Colorado Springs residents are allowed to keep 10 chickens on their property. That’s true in Fountain, too, but people with less than five acres in unincorporated parts of El Paso County can only have two chickens.
County officials haven’t addressed the chicken counting case in decades. County commissioners performed a juggling act with the topic at their Thursday meeting but won’t take action until next month.
“I’m pro chicken,” commissioner chairwoman Amy Lathen said, fighting to keep a straight face.
The county has gotten some complaints: a rooster was crowing in the Park Vista area, a neighbor’s chickens were staining the sidewalk with what chickens tend to leave behind, and some other fowl tales.
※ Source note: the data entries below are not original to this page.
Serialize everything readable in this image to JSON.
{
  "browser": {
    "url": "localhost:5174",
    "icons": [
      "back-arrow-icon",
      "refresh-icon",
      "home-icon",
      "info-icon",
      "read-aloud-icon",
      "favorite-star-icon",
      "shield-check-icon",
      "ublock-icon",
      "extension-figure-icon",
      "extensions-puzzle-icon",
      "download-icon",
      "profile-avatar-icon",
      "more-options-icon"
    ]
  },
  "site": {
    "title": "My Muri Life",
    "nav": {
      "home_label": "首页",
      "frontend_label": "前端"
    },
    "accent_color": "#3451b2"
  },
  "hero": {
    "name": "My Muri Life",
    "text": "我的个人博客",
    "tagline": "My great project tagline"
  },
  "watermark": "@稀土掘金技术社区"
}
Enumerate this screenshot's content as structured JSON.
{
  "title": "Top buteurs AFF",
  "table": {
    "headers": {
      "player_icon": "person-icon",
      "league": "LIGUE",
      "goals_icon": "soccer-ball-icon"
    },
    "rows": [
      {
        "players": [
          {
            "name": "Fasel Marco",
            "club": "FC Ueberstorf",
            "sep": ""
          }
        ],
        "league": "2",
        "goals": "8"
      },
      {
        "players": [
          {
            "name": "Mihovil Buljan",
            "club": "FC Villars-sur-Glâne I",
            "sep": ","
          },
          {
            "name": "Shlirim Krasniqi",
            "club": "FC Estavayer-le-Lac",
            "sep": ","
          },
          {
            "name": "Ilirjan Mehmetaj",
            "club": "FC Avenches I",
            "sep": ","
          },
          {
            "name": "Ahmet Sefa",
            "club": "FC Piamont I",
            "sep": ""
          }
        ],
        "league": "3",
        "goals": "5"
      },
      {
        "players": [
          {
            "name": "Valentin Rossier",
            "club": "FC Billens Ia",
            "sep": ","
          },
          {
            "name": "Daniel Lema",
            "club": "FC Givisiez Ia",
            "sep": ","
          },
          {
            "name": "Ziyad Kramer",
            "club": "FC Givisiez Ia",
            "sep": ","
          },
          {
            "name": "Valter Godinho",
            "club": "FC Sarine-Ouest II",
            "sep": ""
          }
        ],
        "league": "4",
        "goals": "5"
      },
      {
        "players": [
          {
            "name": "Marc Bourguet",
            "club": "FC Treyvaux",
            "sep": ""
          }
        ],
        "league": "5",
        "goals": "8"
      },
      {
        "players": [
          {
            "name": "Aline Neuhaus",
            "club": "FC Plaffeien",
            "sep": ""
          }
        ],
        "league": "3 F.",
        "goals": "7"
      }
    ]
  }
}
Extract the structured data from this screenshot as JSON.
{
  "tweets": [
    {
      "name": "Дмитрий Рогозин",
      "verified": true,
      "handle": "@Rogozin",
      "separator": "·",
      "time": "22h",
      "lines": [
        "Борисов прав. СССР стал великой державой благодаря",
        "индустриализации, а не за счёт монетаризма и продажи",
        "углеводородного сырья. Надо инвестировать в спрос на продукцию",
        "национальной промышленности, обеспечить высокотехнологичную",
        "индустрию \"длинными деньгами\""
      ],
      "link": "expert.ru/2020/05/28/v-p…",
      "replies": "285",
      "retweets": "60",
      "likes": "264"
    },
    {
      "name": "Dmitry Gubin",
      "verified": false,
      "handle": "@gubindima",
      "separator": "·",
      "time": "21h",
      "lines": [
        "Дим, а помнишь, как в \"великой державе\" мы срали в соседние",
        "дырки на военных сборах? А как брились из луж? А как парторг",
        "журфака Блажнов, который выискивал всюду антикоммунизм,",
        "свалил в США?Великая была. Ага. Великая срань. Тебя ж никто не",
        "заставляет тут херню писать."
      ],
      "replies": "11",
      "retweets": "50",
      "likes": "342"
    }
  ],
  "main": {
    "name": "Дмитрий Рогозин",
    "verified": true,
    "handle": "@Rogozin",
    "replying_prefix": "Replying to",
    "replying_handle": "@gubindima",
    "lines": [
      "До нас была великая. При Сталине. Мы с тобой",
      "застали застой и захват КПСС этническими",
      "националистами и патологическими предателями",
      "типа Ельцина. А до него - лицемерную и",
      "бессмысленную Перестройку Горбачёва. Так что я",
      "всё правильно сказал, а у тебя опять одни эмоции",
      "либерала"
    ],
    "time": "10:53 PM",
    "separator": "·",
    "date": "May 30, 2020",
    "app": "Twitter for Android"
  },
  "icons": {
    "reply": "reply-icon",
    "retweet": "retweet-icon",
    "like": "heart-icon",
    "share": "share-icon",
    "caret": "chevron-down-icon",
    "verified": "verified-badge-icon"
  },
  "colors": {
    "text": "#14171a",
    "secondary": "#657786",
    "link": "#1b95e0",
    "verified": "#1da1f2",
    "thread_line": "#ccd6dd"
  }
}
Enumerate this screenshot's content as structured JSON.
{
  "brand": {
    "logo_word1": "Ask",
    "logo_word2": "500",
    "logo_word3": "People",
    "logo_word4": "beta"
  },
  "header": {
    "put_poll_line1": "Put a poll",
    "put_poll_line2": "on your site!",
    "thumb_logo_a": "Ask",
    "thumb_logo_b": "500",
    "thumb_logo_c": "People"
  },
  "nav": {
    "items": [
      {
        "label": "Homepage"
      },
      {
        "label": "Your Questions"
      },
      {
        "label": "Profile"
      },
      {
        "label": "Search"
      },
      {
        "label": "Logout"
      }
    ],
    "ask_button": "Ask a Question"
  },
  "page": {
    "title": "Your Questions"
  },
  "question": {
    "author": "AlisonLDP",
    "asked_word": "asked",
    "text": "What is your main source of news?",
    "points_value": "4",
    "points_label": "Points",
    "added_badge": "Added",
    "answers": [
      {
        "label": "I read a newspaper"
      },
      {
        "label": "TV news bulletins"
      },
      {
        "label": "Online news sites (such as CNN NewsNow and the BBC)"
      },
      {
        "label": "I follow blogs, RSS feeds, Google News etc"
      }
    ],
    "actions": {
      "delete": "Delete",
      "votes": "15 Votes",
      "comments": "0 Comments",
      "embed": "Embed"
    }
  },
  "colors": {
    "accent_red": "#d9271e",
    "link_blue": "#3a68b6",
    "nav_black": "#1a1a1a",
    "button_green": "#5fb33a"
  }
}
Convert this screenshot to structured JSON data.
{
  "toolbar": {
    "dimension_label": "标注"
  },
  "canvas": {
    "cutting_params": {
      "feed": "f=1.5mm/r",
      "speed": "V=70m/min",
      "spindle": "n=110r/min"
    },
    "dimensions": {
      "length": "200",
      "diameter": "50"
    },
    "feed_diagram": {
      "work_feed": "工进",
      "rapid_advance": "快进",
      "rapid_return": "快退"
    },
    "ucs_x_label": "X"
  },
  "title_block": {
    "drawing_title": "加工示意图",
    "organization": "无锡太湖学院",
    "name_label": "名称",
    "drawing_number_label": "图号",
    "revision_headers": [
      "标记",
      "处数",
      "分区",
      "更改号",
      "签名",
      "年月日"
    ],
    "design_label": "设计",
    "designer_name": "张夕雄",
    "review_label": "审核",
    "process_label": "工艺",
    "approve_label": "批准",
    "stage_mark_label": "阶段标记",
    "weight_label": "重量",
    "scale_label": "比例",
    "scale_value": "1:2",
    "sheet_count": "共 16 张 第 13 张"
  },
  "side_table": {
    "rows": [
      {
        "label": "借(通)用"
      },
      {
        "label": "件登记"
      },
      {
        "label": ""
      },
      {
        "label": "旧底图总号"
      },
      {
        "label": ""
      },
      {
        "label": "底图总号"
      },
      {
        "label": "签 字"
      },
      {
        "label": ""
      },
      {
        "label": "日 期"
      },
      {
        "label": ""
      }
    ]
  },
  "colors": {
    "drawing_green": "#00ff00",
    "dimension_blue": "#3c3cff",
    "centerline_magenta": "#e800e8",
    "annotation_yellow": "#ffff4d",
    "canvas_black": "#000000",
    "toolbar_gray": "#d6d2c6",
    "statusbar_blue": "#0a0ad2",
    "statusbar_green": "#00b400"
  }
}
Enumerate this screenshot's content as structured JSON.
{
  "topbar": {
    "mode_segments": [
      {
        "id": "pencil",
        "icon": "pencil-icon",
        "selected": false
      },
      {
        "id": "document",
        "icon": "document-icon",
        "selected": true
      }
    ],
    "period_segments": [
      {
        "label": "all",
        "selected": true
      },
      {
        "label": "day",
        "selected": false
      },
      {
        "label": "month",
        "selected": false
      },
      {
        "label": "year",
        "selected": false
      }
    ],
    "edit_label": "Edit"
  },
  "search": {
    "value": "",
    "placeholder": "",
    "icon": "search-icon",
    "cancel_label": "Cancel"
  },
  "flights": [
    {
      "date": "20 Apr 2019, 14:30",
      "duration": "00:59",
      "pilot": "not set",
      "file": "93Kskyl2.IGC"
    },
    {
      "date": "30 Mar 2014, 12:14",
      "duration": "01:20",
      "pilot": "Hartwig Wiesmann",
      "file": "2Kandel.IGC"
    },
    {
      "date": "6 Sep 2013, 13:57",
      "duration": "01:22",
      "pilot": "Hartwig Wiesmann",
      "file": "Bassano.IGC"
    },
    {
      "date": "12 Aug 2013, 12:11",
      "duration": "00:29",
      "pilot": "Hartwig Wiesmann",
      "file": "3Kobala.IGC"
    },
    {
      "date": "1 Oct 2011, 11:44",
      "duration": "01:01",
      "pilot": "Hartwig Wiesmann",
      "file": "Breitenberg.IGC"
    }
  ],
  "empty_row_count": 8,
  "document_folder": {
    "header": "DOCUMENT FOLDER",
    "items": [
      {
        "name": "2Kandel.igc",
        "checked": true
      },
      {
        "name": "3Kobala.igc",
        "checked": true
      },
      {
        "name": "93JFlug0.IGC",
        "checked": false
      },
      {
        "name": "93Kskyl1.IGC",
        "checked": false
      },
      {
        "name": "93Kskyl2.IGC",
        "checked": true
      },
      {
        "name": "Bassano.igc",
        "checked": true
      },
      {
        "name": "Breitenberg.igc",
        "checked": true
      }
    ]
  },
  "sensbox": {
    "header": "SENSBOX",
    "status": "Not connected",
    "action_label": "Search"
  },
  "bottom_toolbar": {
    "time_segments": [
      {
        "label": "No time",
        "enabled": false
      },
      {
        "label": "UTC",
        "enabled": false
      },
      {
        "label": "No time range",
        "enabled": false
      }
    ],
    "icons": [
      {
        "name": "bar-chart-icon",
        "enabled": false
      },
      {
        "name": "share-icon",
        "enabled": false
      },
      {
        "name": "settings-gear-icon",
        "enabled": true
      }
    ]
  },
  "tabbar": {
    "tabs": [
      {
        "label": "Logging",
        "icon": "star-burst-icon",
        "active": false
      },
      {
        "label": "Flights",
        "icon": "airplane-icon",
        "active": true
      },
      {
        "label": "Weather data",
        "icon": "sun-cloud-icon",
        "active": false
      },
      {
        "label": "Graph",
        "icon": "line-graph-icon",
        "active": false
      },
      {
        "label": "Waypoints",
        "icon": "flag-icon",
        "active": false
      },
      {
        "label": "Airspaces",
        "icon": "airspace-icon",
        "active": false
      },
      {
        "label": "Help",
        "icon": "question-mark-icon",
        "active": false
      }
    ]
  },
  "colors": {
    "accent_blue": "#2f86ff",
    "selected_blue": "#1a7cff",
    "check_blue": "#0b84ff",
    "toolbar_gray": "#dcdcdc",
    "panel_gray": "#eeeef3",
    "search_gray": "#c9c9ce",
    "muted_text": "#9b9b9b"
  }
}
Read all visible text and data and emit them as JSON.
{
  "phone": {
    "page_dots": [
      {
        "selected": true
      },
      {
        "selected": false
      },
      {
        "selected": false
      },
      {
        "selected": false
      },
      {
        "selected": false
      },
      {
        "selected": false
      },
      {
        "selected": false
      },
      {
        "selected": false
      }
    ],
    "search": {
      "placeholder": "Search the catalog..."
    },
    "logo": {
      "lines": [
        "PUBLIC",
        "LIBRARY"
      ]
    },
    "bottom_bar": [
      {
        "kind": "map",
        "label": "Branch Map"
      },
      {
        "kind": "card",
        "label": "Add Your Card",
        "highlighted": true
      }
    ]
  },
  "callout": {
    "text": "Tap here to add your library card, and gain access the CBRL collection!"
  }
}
The county has chosen not to enforce the two-chicken limit for years, said Mark Gebhart, deputy director of the county’s development services department. They’ve looked the other way as long as the number of cluckers was 10 or less.
Commissioners didn’t discuss how many chickens to allow but will in January. They did agree that roosters shouldn’t be allowed on properties less than five acres.
“Commissioners want to make it formal,” Gebhart said. “They’ll get into what is common sense for this.”
I have two. And I love them!
So I can have 10 on my 1/5 acre lot in Colorado Springs but out in the county I have 4.7 acres and can have only 2 chickens. What sense does that make ???? Yet some guy can have hundreds of junk cars on his lot and they do nothing about it ???
Great government we have.
Any update to this? According to the article, they were supposed to talk more about this in Jan, but I haven’t seen anything on it.
So, the Gazette does an article like this and then leaves us hanging? What happened in January? Nothing has been posted here or with the county minutes since this article ran, so … we’re left hanging?